Bisogna riconoscere che a pochi giorni dalla stipula del Patto per Milano, firmato da Renzi con Sala, la lettera di Sala al Governo sulla questione migranti, uscita su Repubblica, afferma la responsabilità nazionale del sindaco di Milano. 

Dunque il laboratorio politico avviato a Milano vuole e dev’essere fondativo nella politica italiana. Almeno Sala cerca di affermarlo, e nella sua lettera chiede un cambio di passo, ovvero uscire dall’emergenza profughi per rendere stabili le azioni del governo verso un fenomeno che non ha più niente di temporaneo ed emergenziale: l’afflusso dei migranti ha un carattere epocale, destinato a durare nel tempo.



Sala chiede al Governo di deliberare soluzioni durature nel tempo. Mettendo a disposizione luoghi adatti e fondi di sostegno. Sala non chiede di ridurre il peso dell’accoglienza su Milano, non si oppone alle aperture del nostro Paese, non si pone come i sindaci della destra populista. E dice invece che si deve uscire dalla logica della provvisorietà che da troppo tempo caratterizza le politiche nazionali attorno alla questione accoglienza. 
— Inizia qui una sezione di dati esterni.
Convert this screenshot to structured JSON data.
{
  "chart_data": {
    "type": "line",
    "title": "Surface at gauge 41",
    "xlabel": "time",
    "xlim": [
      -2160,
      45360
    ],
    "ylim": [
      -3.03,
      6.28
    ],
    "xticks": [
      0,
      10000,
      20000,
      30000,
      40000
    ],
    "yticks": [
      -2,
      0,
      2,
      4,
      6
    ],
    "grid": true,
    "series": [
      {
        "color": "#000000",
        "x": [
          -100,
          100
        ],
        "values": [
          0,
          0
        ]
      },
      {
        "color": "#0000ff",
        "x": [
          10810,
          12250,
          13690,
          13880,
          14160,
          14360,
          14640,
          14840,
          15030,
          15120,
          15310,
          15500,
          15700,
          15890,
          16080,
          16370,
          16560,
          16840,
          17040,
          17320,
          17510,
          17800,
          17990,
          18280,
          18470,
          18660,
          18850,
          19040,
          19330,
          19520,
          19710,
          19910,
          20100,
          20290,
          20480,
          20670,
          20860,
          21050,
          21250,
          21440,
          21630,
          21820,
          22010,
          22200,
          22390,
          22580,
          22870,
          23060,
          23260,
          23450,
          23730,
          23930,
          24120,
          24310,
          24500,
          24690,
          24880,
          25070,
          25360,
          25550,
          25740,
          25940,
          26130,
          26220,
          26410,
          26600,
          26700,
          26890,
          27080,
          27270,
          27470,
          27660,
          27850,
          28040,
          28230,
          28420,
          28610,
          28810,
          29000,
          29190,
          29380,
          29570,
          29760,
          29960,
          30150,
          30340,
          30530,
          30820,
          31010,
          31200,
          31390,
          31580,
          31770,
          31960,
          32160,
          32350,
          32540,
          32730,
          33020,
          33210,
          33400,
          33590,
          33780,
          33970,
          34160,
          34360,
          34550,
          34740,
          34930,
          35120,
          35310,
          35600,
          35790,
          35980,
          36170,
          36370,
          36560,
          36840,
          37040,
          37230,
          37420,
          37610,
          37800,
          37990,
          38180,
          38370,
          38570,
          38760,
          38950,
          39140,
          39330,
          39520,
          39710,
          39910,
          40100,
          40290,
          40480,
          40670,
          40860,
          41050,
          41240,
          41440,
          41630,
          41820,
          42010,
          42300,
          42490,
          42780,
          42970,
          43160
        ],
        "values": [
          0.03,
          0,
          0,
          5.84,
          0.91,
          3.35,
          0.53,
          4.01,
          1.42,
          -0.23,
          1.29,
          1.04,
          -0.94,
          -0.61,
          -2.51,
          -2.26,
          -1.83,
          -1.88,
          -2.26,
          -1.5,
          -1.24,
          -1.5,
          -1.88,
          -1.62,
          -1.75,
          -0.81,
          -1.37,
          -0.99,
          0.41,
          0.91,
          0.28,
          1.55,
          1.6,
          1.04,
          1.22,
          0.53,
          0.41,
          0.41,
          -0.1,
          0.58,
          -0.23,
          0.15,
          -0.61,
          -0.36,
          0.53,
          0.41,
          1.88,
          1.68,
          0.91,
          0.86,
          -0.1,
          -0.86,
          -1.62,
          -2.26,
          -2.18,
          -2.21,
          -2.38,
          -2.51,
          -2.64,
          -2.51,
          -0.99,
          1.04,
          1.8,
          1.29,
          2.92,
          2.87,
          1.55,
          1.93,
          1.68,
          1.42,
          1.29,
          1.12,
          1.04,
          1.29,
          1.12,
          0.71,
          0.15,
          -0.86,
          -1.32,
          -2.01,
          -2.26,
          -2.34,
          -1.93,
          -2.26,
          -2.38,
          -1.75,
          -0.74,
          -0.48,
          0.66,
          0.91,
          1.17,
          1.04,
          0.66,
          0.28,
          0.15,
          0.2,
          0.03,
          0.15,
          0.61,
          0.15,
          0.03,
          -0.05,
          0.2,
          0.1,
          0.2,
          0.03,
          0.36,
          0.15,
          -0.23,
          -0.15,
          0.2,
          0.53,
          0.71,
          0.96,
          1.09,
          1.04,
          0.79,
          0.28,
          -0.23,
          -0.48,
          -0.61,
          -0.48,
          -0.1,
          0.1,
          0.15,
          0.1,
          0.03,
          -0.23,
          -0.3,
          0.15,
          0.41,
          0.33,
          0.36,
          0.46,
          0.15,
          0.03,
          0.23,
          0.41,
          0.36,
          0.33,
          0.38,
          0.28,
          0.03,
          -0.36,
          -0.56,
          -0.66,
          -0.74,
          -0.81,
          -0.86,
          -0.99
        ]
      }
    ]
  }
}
In particolare Sala fa riferimento all’opportunità di impegnare i migranti accolti in lavori socialmente utili. In questo afferma una riunificazione fra diritti e doveri che da troppo tempo manca nelle nostre politiche sociali. La vita dignitosa è il diritto di ognuno di poter diventare utile, dunque il migrante accolto non può rimanere per mesi e anni nel vuoto, particolarmente i giovani nel pieno delle loro forze.
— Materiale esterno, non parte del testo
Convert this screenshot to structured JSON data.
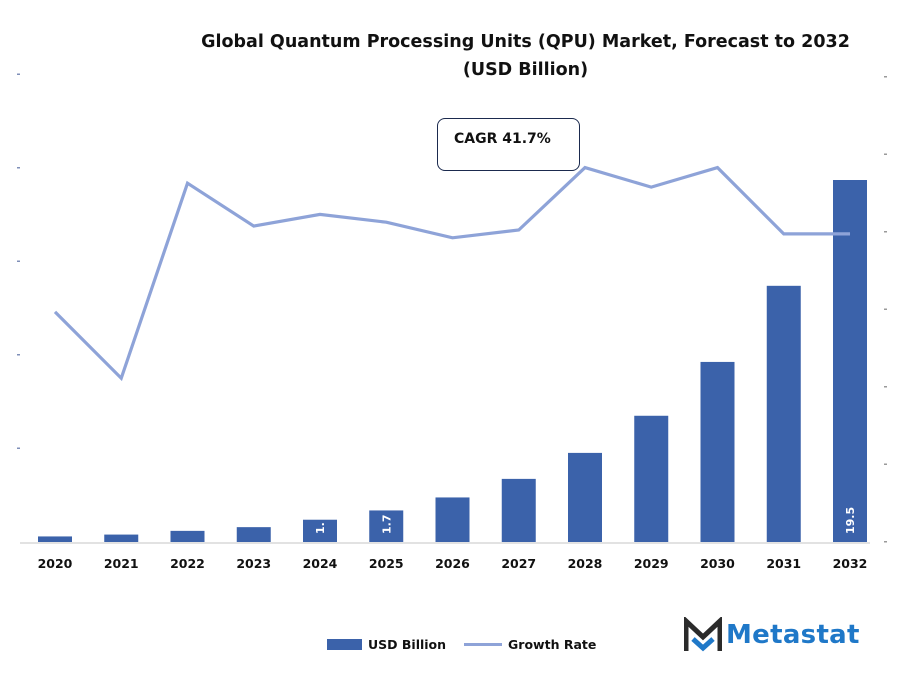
{
  "title": {
    "line1": "Global Quantum Processing Units (QPU) Market, Forecast to 2032",
    "line2": "(USD Billion)"
  },
  "annotation": {
    "cagr_label": "CAGR 41.7%"
  },
  "legend": {
    "bar_label": "USD Billion",
    "line_label": "Growth Rate"
  },
  "logo": {
    "text": "Metastat",
    "icon": "metastat-m-logo-icon"
  },
  "colors": {
    "bar": "#3b62aa",
    "line": "#8ea3d8",
    "logo_blue": "#1f78c8",
    "logo_dark": "#2b2b2b"
  },
  "chart_data": {
    "type": "bar",
    "title": "Global Quantum Processing Units (QPU) Market, Forecast to 2032 (USD Billion)",
    "xlabel": "",
    "ylabel": "",
    "categories": [
      "2020",
      "2021",
      "2022",
      "2023",
      "2024",
      "2025",
      "2026",
      "2027",
      "2028",
      "2029",
      "2030",
      "2031",
      "2032"
    ],
    "series": [
      {
        "name": "USD Billion",
        "type": "bar",
        "axis": "left",
        "values": [
          0.3,
          0.4,
          0.6,
          0.8,
          1.2,
          1.7,
          2.4,
          3.4,
          4.8,
          6.8,
          9.7,
          13.8,
          19.5
        ],
        "data_labels": {
          "4": "1.",
          "5": "1.7",
          "12": "19.5"
        }
      },
      {
        "name": "Growth Rate",
        "type": "line",
        "axis": "right",
        "values": [
          0.59,
          0.42,
          0.92,
          0.81,
          0.84,
          0.82,
          0.78,
          0.8,
          0.96,
          0.91,
          0.96,
          0.79,
          0.79
        ]
      }
    ],
    "ylim_left": [
      0,
      20
    ],
    "ylim_right": [
      0,
      1.2
    ],
    "left_axis_ticks": 6,
    "right_axis_ticks": 7,
    "grid": false,
    "legend_position": "bottom",
    "annotations": [
      "CAGR 41.7%"
    ]
  }
}
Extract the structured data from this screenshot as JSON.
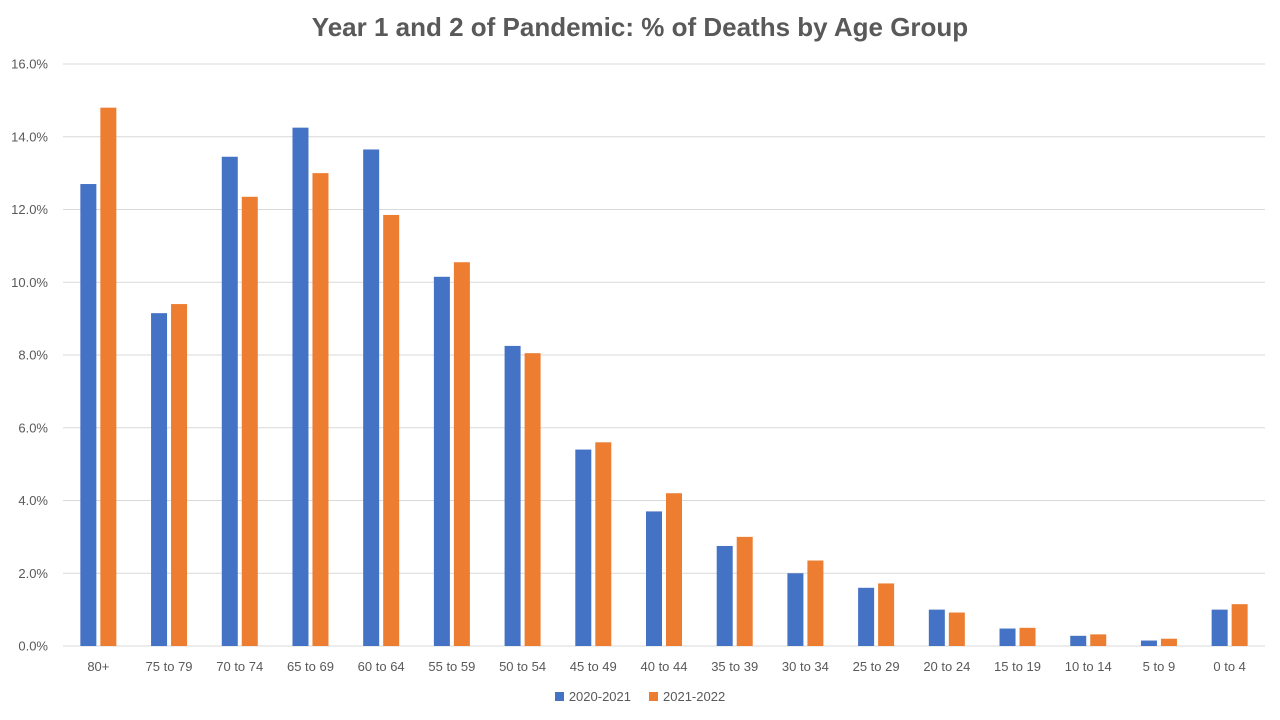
{
  "chart_data": {
    "type": "bar",
    "title": "Year 1 and 2 of Pandemic: % of Deaths by Age Group",
    "xlabel": "",
    "ylabel": "",
    "ylim": [
      0,
      16
    ],
    "yticks": [
      "0.0%",
      "2.0%",
      "4.0%",
      "6.0%",
      "8.0%",
      "10.0%",
      "12.0%",
      "14.0%",
      "16.0%"
    ],
    "grid": true,
    "legend_position": "bottom",
    "categories": [
      "80+",
      "75 to 79",
      "70 to 74",
      "65 to 69",
      "60 to 64",
      "55 to 59",
      "50 to 54",
      "45 to 49",
      "40 to 44",
      "35 to 39",
      "30 to 34",
      "25 to 29",
      "20 to 24",
      "15 to 19",
      "10 to 14",
      "5 to 9",
      "0 to 4"
    ],
    "series": [
      {
        "name": "2020-2021",
        "color": "#4472C4",
        "values": [
          12.7,
          9.15,
          13.45,
          14.25,
          13.65,
          10.15,
          8.25,
          5.4,
          3.7,
          2.75,
          2.0,
          1.6,
          1.0,
          0.48,
          0.28,
          0.15,
          1.0
        ]
      },
      {
        "name": "2021-2022",
        "color": "#ED7D31",
        "values": [
          14.8,
          9.4,
          12.35,
          13.0,
          11.85,
          10.55,
          8.05,
          5.6,
          4.2,
          3.0,
          2.35,
          1.72,
          0.92,
          0.5,
          0.32,
          0.2,
          1.15
        ]
      }
    ]
  }
}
Nella richiesta di Sala si riflettono il degrado dei centri di accoglienza, e lo sfruttamento da schiavismo illegale che accade nei lavori agricoli in Meridione. Mentre nelle città del Nord tutte le giornate sono spese per cercare di sfondare le frontiere e raggiungere i paesi più ricchi dell’Europa.



L’intervento di Sala sembra in sintonia con le critiche di Renzi svolte a Bratislava sulla mancata assunzione di responsabilità dei governanti europei nelle politiche di accoglienza.
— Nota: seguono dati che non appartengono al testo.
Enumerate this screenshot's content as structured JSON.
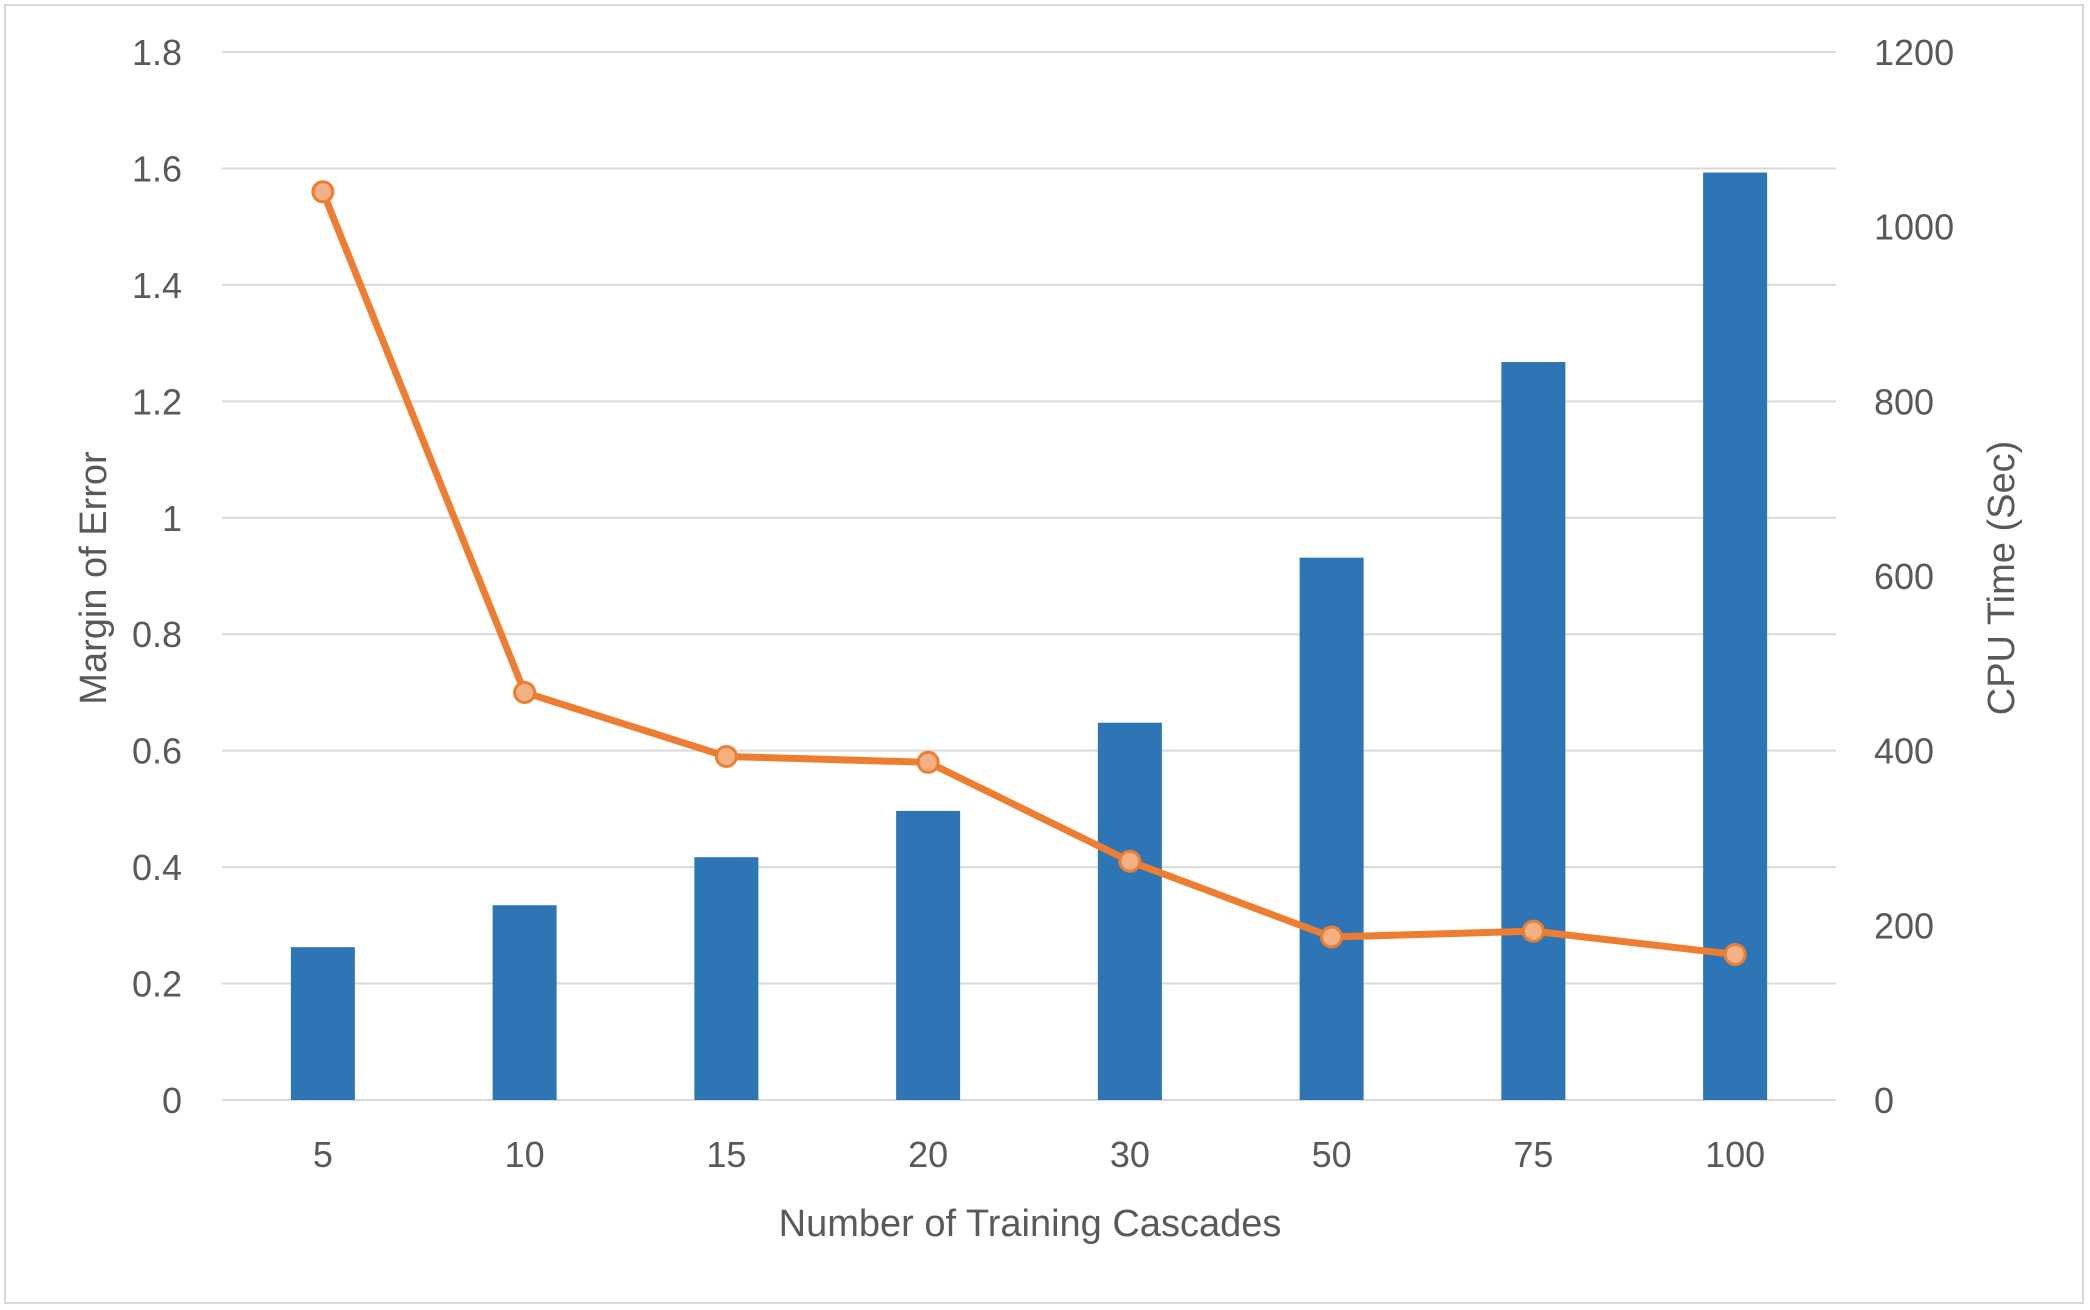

Bisognerebbe entrare meglio nella definizione di cosa significa uscire dall’emergenza. Sala cita l’uso delle caserme, chiede maggiori fondi, ma la questione è molto più impegnativa. Renzi mette in primo piano lo svolgimento di politiche di prevenzione nei paesi di origine dei flussi migratori, ma questa è una strategia da Nazioni Unite, non può essere questione di politiche dell’Italia. Purtroppo, però, non si può prevedere una simile affermazione di serietà in quello che dovrebbe essere un governo mondiale. La guerra mondiale a pezzi dice da sola della gravità del contesto internazionale.

Se è così, l’uscita dall’emergenza può solo significare che l’Italia deve definire la parte che vuole svolgere davanti ai flussi migratori. Si devono stabilire i numeri di disponibilità nei diversi gradi di accoglienza, per iniziare poi a fare serie politiche a sostegno dell’integrazione, dell’educazione, dell’immissione nel lavoro e nelle soluzioni abitative. 

Il Parlamento dovrebbe essere investito al più presto della responsabilità di concretizzare le scelte politiche riguardanti la questione migranti; al tempo stesso, occorre che si formino maggioranze che stabiliscano il volto vero dell’Italia in questa sua disponibilità a farsi carico dell’immenso problema di umanità, nella consapevolezza che il nostro tempo ci pone.

Anche le altre forze politiche devono partecipare al laboratorio politico che è oggettivamente nato a Milano con le elezioni comunali. La città che ha saputo fare un confronto elettorale responsabile e non urlato deve parlare a tutto il Paese, questo vale anche per Parisi e il suo impegno a rinnovare le politiche del centro-destra. Si apra allora il confronto in Consiglio comunale: chi rappresenta ia cittadini deliberi un ordine del giorno di indirizzo per l’uscita dall’emergenza come chiede il sindaco Sala.